Define a HashingVectorizer which takes the tokenizing function as one of its arguments

In [11]:
from sklearn.feature_extraction.text import HashingVectorizer
vector = HashingVectorizer(decode_error = 'ignore',
                          n_features = 2**21,
                          preprocessor = None,
                          non_negative=True,
                          encoding='utf-8',
                          tokenizer = getFeatureVector)

Note: It is important that non_negative is set to true. From the scikit-learn homepage:

Since the hash function might cause collisions between (unrelated) features, a signed hash function is used and the sign of the hash value determines the sign of the value stored in the output matrix for a feature. This way, collisions are likely to cancel out rather than accumulate error, and the expected mean of any output feature’s value is zero. If non_negative=True is passed to the constructor, the absolute value is taken. This undoes some of the collision handling, but allows the output to be passed to estimators like sklearn.naive_bayes.MultinomialNB or sklearn.feature_selection.chi2 feature selectors that expect non-negative inputs.

Here are the different classifiers

In [12]:
from sklearn.naive_bayes import MultinomialNB
MNBclassifier = MultinomialNB(alpha = 0.01)
tweet_gen = tweetGenerator(df)
In [13]:
from sklearn.naive_bayes import BernoulliNB
BernoulliNBclassifier = BernoulliNB(alpha = 0.01)
tweet_gen = tweetGenerator(df)
In [14]:
from sklearn.linear_model import SGDClassifier
SGDclassifier = SGDClassifier(loss='log', random_state=1, n_iter=1)
tweet_gen = tweetGenerator(df)
In [15]:
from sklearn.linear_model import PassiveAggressiveClassifier
PassiveAggressiveclassifier = PassiveAggressiveClassifier(C=1.0, fit_intercept=True, n_iter=5, shuffle=True)
tweet_gen = tweetGenerator(df)

Pyprind is a python function that provides a progress bar for iterative processes. We will iteratively call each classifier for each batch of the training data and monitor the progress

In [16]:
import pyprind
batchSize = 20000
totalTweets = len(df)
#totalTweets = 15000
iterations = totalTweets/batchSize
progressBar = pyprind.ProgBar(iterations)

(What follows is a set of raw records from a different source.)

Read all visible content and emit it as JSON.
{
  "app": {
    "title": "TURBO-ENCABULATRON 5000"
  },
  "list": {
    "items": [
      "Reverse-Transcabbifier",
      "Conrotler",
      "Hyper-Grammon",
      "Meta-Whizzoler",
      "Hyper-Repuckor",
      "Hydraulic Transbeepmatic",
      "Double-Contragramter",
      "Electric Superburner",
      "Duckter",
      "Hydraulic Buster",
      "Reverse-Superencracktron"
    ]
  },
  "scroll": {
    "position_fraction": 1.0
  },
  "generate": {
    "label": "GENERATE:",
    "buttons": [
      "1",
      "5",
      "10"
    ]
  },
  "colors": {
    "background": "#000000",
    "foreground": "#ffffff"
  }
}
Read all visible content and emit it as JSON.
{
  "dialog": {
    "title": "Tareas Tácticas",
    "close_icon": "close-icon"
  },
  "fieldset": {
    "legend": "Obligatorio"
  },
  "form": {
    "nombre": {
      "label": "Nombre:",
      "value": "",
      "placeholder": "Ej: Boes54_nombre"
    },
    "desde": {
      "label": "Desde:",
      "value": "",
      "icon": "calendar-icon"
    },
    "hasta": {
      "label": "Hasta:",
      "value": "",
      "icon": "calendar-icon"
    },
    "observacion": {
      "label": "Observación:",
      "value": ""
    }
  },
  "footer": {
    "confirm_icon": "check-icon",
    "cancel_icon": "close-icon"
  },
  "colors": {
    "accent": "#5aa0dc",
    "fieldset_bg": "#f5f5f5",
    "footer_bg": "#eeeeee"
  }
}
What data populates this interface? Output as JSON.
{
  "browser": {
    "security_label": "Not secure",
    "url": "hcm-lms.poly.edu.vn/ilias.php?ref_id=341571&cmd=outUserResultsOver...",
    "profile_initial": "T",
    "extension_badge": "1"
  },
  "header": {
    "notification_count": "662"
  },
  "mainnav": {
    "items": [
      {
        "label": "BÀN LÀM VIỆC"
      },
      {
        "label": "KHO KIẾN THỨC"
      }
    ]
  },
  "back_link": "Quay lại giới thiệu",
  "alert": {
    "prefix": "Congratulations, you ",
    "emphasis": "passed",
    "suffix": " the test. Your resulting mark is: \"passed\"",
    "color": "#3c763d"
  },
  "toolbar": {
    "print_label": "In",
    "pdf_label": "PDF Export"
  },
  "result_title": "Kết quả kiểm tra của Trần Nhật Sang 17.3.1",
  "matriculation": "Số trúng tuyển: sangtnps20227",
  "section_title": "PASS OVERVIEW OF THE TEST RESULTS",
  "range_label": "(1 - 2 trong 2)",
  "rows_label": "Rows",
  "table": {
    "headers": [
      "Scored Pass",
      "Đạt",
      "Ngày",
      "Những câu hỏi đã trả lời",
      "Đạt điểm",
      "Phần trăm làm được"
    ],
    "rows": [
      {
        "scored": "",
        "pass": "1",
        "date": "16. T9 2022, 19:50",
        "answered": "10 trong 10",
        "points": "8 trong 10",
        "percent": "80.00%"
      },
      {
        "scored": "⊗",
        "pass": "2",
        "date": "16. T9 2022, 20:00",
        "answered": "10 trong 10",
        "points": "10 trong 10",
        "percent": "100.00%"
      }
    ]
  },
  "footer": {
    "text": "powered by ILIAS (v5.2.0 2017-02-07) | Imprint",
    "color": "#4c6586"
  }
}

classes = np.array([0, 4])
for i in range(iterations):
    X_train, y_train = getBatch(tweet_gen, size=batchSize)
    X_train = vector.transform(X_train)
    MNBclassifier.partial_fit(X_train, y_train, classes=classes)
    BernoulliNBclassifier.partial_fit(X_train, y_train, classes=classes)
    SGDclassifier.partial_fit(X_train, y_train, classes=classes)
    PassiveAggressiveclassifier.partial_fit(X_train, y_train, classes=classes)
    progressBar.update()
0%                          100%
[##############################] | ETA: 00:00:00
Total time elapsed: 00:18:52

Test and score each classifier using the test data

In [17]:
tweet_gen_test = tweetGenerator(df_test)
X_test, y_test = getBatchTest(tweet_gen_test, size=df_test.shape[0])
X_test = vector.transform(X_test)
In [18]:
print('Accuracy: %.3f' % MNBclassifier.score(X_test, y_test))
Accuracy: 0.751
In [19]:
print('Accuracy: %.3f' % BernoulliNBclassifier.score(X_test, y_test))
Accuracy: 0.707
In [20]:
print('Accuracy: %.3f' % SGDclassifier.score(X_test, y_test))
Accuracy: 0.788
In [21]:
print('Accuracy: %.3f' % PassiveAggressiveclassifier.score(X_test, y_test))
Accuracy: 0.796

Pickle the tokenizer, HashingVectorizer, and classifier

In [40]:
import dill


dill.dump(vector,open('./Classifiers/HashingVectorizer.pkl', 'wb'))
In [39]:
num = len(df)/1000
dill.dump(MNBclassifier, open('./Classifiers/MNBclassifier_OutofCore_{0}k.pkl'.format(num), 'wb'))

dill.dump(BernoulliNBclassifier, open('./Classifiers/\
BernoulliNBclassifier_OutofCore_{0}k.pkl'.format(num), 'wb'))

dill.dump(SGDclassifier, open('./Classifiers/\
SGDclassifier_OutofCore_{0}k.pkl'.format(num), 'wb'))

dill.dump(PassiveAggressiveclassifier, open('./Classifiers/\
PassiveAggressiveclassifier_OutofCore_{0}k.pkl'.format(num), 'wb'))
In [38]:
from getFeatureVector import getFeatureVector
dill.dump(getFeatureVector, open('./Classifiers/tokenizer.pkl', 'wb'))


Note on improving performance

The performance of the models can be improved by pairing the capabilities of the NLTK suite of models and those of the Scikit-learn library. We can use grid search on each of the algorithms with cross-validation to select for the optimum set of hyperparameters, and then apply cross-validation in the training of the models once the optimum hyperparameters have been selected. A demonstration of this will be at a later date.

-->